Markets began the session nervously after another interruption to the U.S. jobs calendar and fresh evidence of stress in the labour market. Non-farm payrolls were delayed by a U.S. government shutdown - again - leaving investors without the usual Jobs Friday data and amplifying sensitivity to other labour signals.
A report from global outplacement firm Challenger, Gray & Christmas showed that layoffs announced by U.S. employers surged in January to the highest level for the month in 17 years. That jump in announced job cuts, combined with a selloff on Wall Street that has spread globally, has traders increasingly weighing the possibility the Federal Reserve will ease policy at its next scheduled meeting.
Market pricing remains mixed. While some measures imply a strong possibility the Fed will hold rates steady, funds futures have moved sharply. According to the CME Group's FedWatch tool, futures priced a 22.7% probability of a 25-basis-point cut at the U.S. central bank's next two-day meeting ending on March 18, up from a 9.4% chance a day earlier.
Equity markets slipped into a third straight day of losses, with particular strain in emerging markets. Korean shares led declines after the KOSPI plunged about 5% early in the session, triggering a trading halt. Other markets showed mixed moves: Japan's Nikkei 225 eked out a 0.6% gain as stocks rallied into Sunday's election, while pan-region European futures were mostly lower in early trade - pan-region futures last down about 0.1%, FTSE futures down 0.6% and German DAX futures up around 0.1%.
The risk-off environment did not leave all speculative positions untouched. Two of the year's most watched high-volatility trades found short-term support during the Asian session. Bitcoin, which fell below $70,000 on Thursday, reversed part of a 4.9% decline to trade 4.2% higher at $65,778.90 during the session. Silver, which suffered a 19% drop on Thursday, pared losses and traded up about 3.5% at $73.71 after a prior 10% intraday reversal.
Large-cap technology stocks continued to face pressure. Amazon shares plunged 15% in after-hours trading after the company projected on Thursday that capital expenditures would rise by more than 50% this year.
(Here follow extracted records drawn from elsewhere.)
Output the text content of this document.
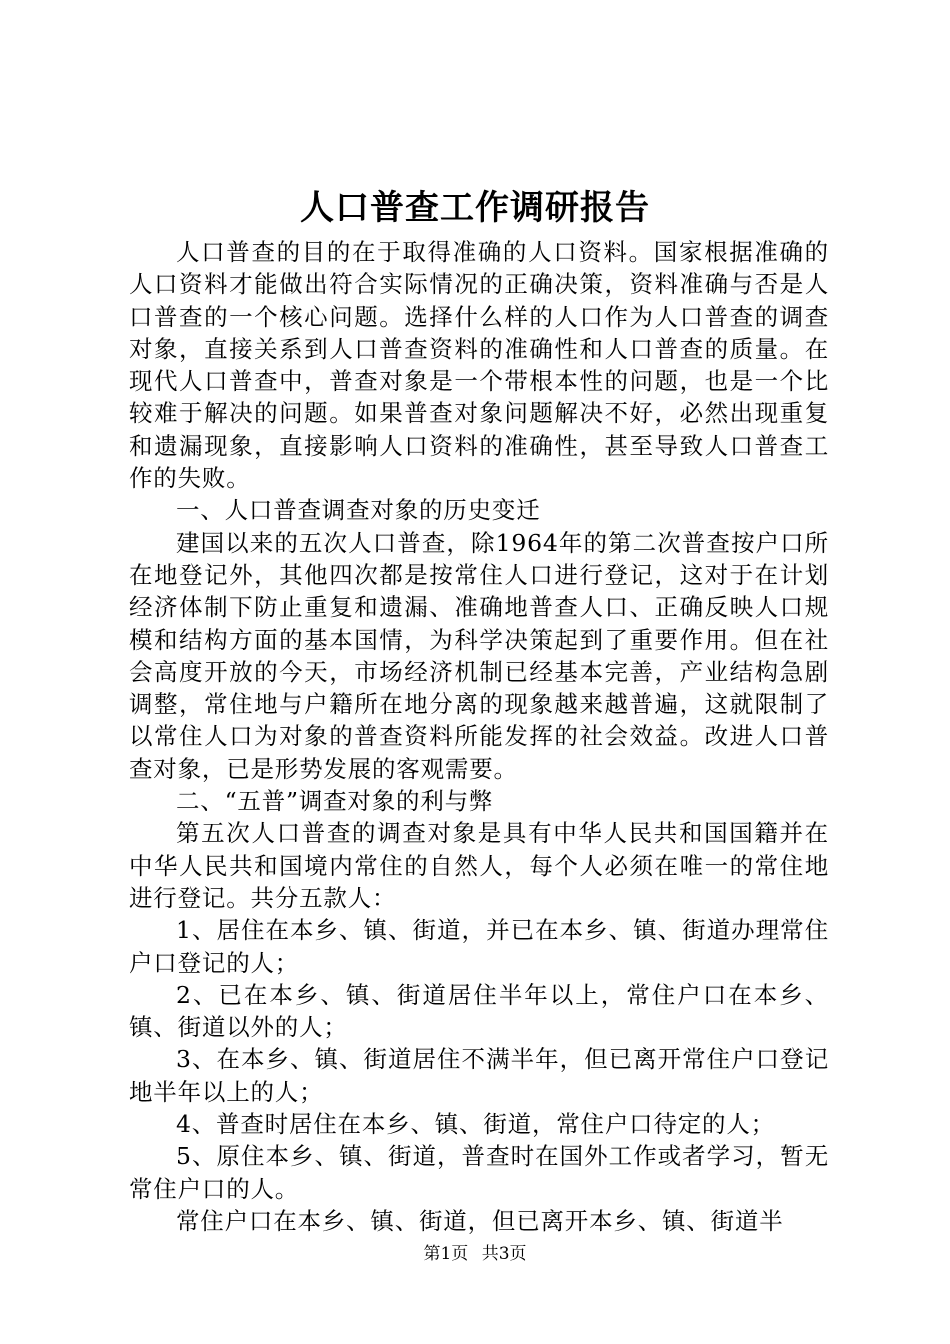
人口普查工作调研报告

人口普查的目的在于取得准确的人口资料。国家根据准确的人口资料才能做出符合实际情况的正确决策，资料准确与否是人口普查的一个核心问题。选择什么样的人口作为人口普查的调查对象，直接关系到人口普查资料的准确性和人口普查的质量。在现代人口普查中，普查对象是一个带根本性的问题，也是一个比较难于解决的问题。如果普查对象问题解决不好，必然出现重复和遗漏现象，直接影响人口资料的准确性，甚至导致人口普查工作的失败。

一、人口普查调查对象的历史变迁

建国以来的五次人口普查，除1964年的第二次普查按户口所在地登记外，其他四次都是按常住人口进行登记，这对于在计划经济体制下防止重复和遗漏、准确地普查人口、正确反映人口规模和结构方面的基本国情，为科学决策起到了重要作用。但在社会高度开放的今天，市场经济机制已经基本完善，产业结构急剧调整，常住地与户籍所在地分离的现象越来越普遍，这就限制了以常住人口为对象的普查资料所能发挥的社会效益。改进人口普查对象，已是形势发展的客观需要。

二、“五普”调查对象的利与弊

第五次人口普查的调查对象是具有中华人民共和国国籍并在中华人民共和国境内常住的自然人，每个人必须在唯一的常住地进行登记。共分五款人：

1、居住在本乡、镇、街道，并已在本乡、镇、街道办理常住户口登记的人；

2、已在本乡、镇、街道居住半年以上，常住户口在本乡、镇、街道以外的人；

3、在本乡、镇、街道居住不满半年，但已离开常住户口登记地半年以上的人；

4、普查时居住在本乡、镇、街道，常住户口待定的人；

5、原住本乡、镇、街道，普查时在国外工作或者学习，暂无常住户口的人。

常住户口在本乡、镇、街道，但已离开本乡、镇、街道半

第1页 共3页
Market participants will also monitor a slate of scheduled events that could move prices later in the session. Corporate earnings set for release include Philip Morris International, Cboe Global Markets, Societe Generale and Telenor. Economic data due across Europe include Germany's industrial output and trade balance for December, the UK's Halifax house price reading for January and France's reserve assets and trade balance for January. The UK also plans debt auctions for 1-month, 3-month and 6-month government paper.
With headline jobs data unavailable this week and layoffs rising, investors are parsing firm results and regional data to gauge whether the labour market weakness will prompt the Fed to shift policy. For now, the combination of elevated announced job cuts, a multi-day equity selloff and volatile speculative trades has traders reassessing the path for U.S. monetary policy ahead of the March meeting.
Key developments that could influence markets today:
- Earnings: Philip Morris International, Cboe Global Markets, Societe Generale, Telenor.
- Economic data: Germany - industrial output and trade balance for December; UK - Halifax house prices for January; France - reserve assets and trade balance for January.
- Debt auctions: UK - 1-month, 3-month and 6-month government debt.
Market snapshot:
- Futures pricing shows a marked rise in the chance of a 25-basis-point Fed cut at the March meeting, according to CME Group's FedWatch tool.
- Global equities extended losses into a third day, with emerging markets under particular pressure and the KOSPI triggering a trading halt after a steep early fall.
- Bitcoin and silver staged partial recoveries following steep declines the prior day.